Todo con unos padres desconsolados y la ausencia de una gran amiga del capitán: la comandante, también enfermera militar, que viajaba con él en el tren. Volvían juntos de un viaje a Costa Rica y ella se incorporaba a su plaza en Viator, Almería. Ella sobrevivió y lucha por recuperarse en la UCI del hospital Reina Sofía de Córdoba, donde ha tenido varias complicaciones.
Álvaro, "la alegría hecha persona" nació en Ceuta hace 32 años y desde hoy descansará en la ciudad que no abandonó nunca. Como recordaban sus compañeros en este diario, «Ceuta, muchas veces, es un primer destino donde permaneces tres o cuatro años, después te vas a la Península, pero como él es de allí, permanece y tiene contacto con muchos que van y vienen», describe un amigo cercano, que cuenta que eran compañeros de cuartel, pero también «de muchísimos planes fuera del trabajo».

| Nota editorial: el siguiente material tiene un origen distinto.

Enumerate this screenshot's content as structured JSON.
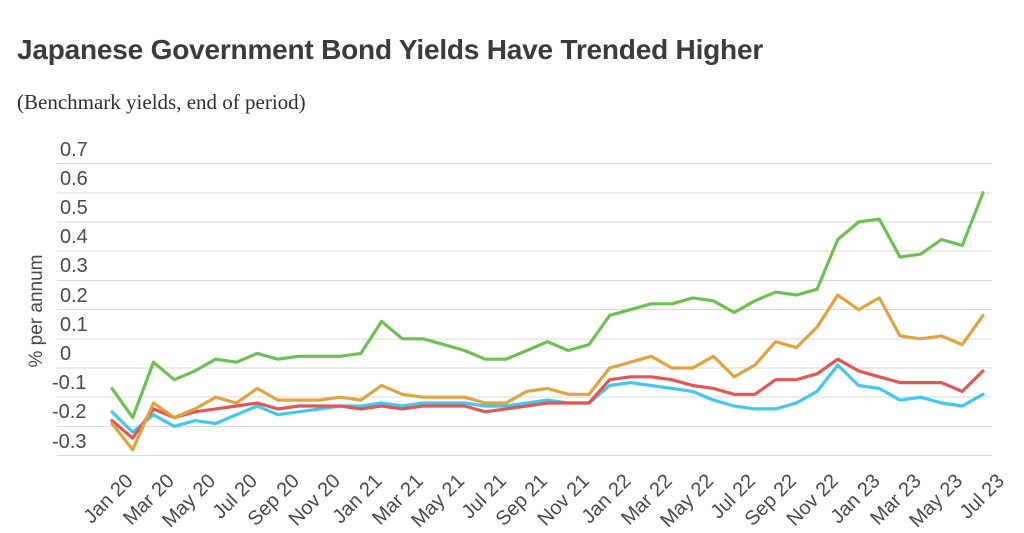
{
  "header": {
    "title": "Japanese Government Bond Yields Have Trended Higher",
    "subtitle": "(Benchmark yields, end of period)"
  },
  "chart_data": {
    "type": "line",
    "title": "Japanese Government Bond Yields Have Trended Higher",
    "subtitle": "(Benchmark yields, end of period)",
    "ylabel": "% per annum",
    "ylim": [
      -0.3,
      0.7
    ],
    "grid": "horizontal",
    "legend_position": "none-visible",
    "y_tick_labels": [
      "0.7",
      "0.6",
      "0.5",
      "0.4",
      "0.3",
      "0.2",
      "0.1",
      "0",
      "-0.1",
      "-0.2",
      "-0.3"
    ],
    "y_ticks": [
      0.7,
      0.6,
      0.5,
      0.4,
      0.3,
      0.2,
      0.1,
      0,
      -0.1,
      -0.2,
      -0.3
    ],
    "x_tick_labels": [
      "Jan 20",
      "Mar 20",
      "May 20",
      "Jul 20",
      "Sep 20",
      "Nov 20",
      "Jan 21",
      "Mar 21",
      "May 21",
      "Jul 21",
      "Sep 21",
      "Nov 21",
      "Jan 22",
      "Mar 22",
      "May 22",
      "Jul 22",
      "Sep 22",
      "Nov 22",
      "Jan 23",
      "Mar 23",
      "May 23",
      "Jul 23"
    ],
    "x": [
      "Jan 20",
      "Feb 20",
      "Mar 20",
      "Apr 20",
      "May 20",
      "Jun 20",
      "Jul 20",
      "Aug 20",
      "Sep 20",
      "Oct 20",
      "Nov 20",
      "Dec 20",
      "Jan 21",
      "Feb 21",
      "Mar 21",
      "Apr 21",
      "May 21",
      "Jun 21",
      "Jul 21",
      "Aug 21",
      "Sep 21",
      "Oct 21",
      "Nov 21",
      "Dec 21",
      "Jan 22",
      "Feb 22",
      "Mar 22",
      "Apr 22",
      "May 22",
      "Jun 22",
      "Jul 22",
      "Aug 22",
      "Sep 22",
      "Oct 22",
      "Nov 22",
      "Dec 22",
      "Jan 23",
      "Feb 23",
      "Mar 23",
      "Apr 23",
      "May 23",
      "Jun 23",
      "Jul 23"
    ],
    "series": [
      {
        "name": "blue-line",
        "color": "#41c7f0",
        "values": [
          -0.15,
          -0.22,
          -0.16,
          -0.2,
          -0.18,
          -0.19,
          -0.16,
          -0.13,
          -0.16,
          -0.15,
          -0.14,
          -0.13,
          -0.13,
          -0.12,
          -0.13,
          -0.12,
          -0.12,
          -0.12,
          -0.13,
          -0.13,
          -0.12,
          -0.11,
          -0.12,
          -0.12,
          -0.06,
          -0.05,
          -0.06,
          -0.07,
          -0.08,
          -0.11,
          -0.13,
          -0.14,
          -0.14,
          -0.12,
          -0.08,
          0.01,
          -0.06,
          -0.07,
          -0.11,
          -0.1,
          -0.12,
          -0.13,
          -0.09
        ]
      },
      {
        "name": "red-line",
        "color": "#e25653",
        "values": [
          -0.18,
          -0.24,
          -0.14,
          -0.17,
          -0.15,
          -0.14,
          -0.13,
          -0.12,
          -0.14,
          -0.13,
          -0.13,
          -0.13,
          -0.14,
          -0.13,
          -0.14,
          -0.13,
          -0.13,
          -0.13,
          -0.15,
          -0.14,
          -0.13,
          -0.12,
          -0.12,
          -0.12,
          -0.04,
          -0.03,
          -0.03,
          -0.04,
          -0.06,
          -0.07,
          -0.09,
          -0.09,
          -0.04,
          -0.04,
          -0.02,
          0.03,
          -0.01,
          -0.03,
          -0.05,
          -0.05,
          -0.05,
          -0.08,
          -0.01
        ]
      },
      {
        "name": "orange-line",
        "color": "#e0a33e",
        "values": [
          -0.19,
          -0.28,
          -0.12,
          -0.17,
          -0.14,
          -0.1,
          -0.12,
          -0.07,
          -0.11,
          -0.11,
          -0.11,
          -0.1,
          -0.11,
          -0.06,
          -0.09,
          -0.1,
          -0.1,
          -0.1,
          -0.12,
          -0.12,
          -0.08,
          -0.07,
          -0.09,
          -0.09,
          0.0,
          0.02,
          0.04,
          0.0,
          0.0,
          0.04,
          -0.03,
          0.01,
          0.09,
          0.07,
          0.14,
          0.25,
          0.2,
          0.24,
          0.11,
          0.1,
          0.11,
          0.08,
          0.18
        ]
      },
      {
        "name": "green-line",
        "color": "#6dc153",
        "values": [
          -0.07,
          -0.17,
          0.02,
          -0.04,
          -0.01,
          0.03,
          0.02,
          0.05,
          0.03,
          0.04,
          0.04,
          0.04,
          0.05,
          0.16,
          0.1,
          0.1,
          0.08,
          0.06,
          0.03,
          0.03,
          0.06,
          0.09,
          0.06,
          0.08,
          0.18,
          0.2,
          0.22,
          0.22,
          0.24,
          0.23,
          0.19,
          0.23,
          0.26,
          0.25,
          0.27,
          0.44,
          0.5,
          0.51,
          0.38,
          0.39,
          0.44,
          0.42,
          0.6
        ]
      }
    ]
  },
  "colors": {
    "grid": "#d9d9d9",
    "title_text": "#3b3b3b",
    "subtitle_text": "#2f2f2f",
    "tick_text": "#4a4a4a",
    "background": "#ffffff"
  }
}
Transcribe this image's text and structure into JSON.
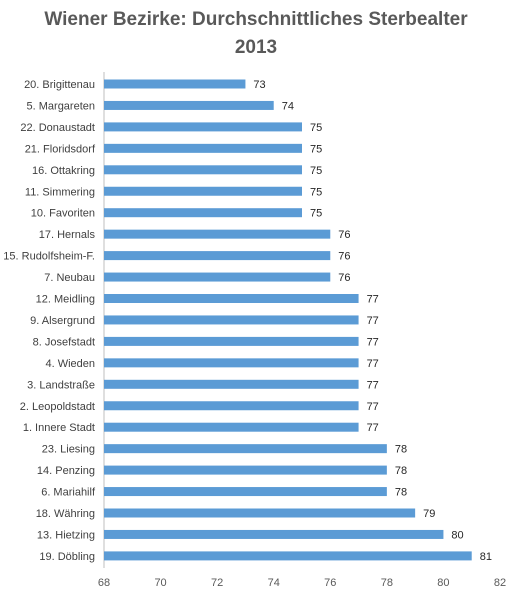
{
  "chart_data": {
    "type": "bar",
    "orientation": "horizontal",
    "title": "Wiener Bezirke: Durchschnittliches Sterbealter",
    "subtitle": "2013",
    "categories": [
      "20. Brigittenau",
      "5. Margareten",
      "22. Donaustadt",
      "21. Floridsdorf",
      "16. Ottakring",
      "11. Simmering",
      "10. Favoriten",
      "17. Hernals",
      "15. Rudolfsheim-F.",
      "7. Neubau",
      "12. Meidling",
      "9. Alsergrund",
      "8. Josefstadt",
      "4. Wieden",
      "3. Landstraße",
      "2. Leopoldstadt",
      "1. Innere Stadt",
      "23. Liesing",
      "14. Penzing",
      "6. Mariahilf",
      "18. Währing",
      "13. Hietzing",
      "19. Döbling"
    ],
    "values": [
      73,
      74,
      75,
      75,
      75,
      75,
      75,
      76,
      76,
      76,
      77,
      77,
      77,
      77,
      77,
      77,
      77,
      78,
      78,
      78,
      79,
      80,
      81
    ],
    "xlim": [
      68,
      82
    ],
    "xticks": [
      68,
      70,
      72,
      74,
      76,
      78,
      80,
      82
    ],
    "xlabel": "",
    "ylabel": "",
    "bar_color": "#5B9BD5",
    "grid": false,
    "data_labels": true
  }
}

«Era enfermero por vocación, lo mismo que militar, que ingresó porque en Ceuta el contacto de la ciudadanía con las Fuerzas Armadas es diario», explicaban. Hasta noviembre, Álvaro estuvo de misión en Irak, donde formó parte del Elemento de Apoyo Nacional (NSE) del contingente español. En esta misión, en la que se trata de fortalecer a las fuerzas de seguridad iraquíes y las instituciones de enseñanza militar mediante la capacitación y el asesoramiento, Álvaro demostró una vez más su vocación: «Es el auténtico enfermero militar, no de estar en el botiquín sino de salir al campo, se iba donde hacía falta, y visitarle en el botiquín era un gusto porque siempre tenía buena actitud, era algo totalmente extraordinario», describían.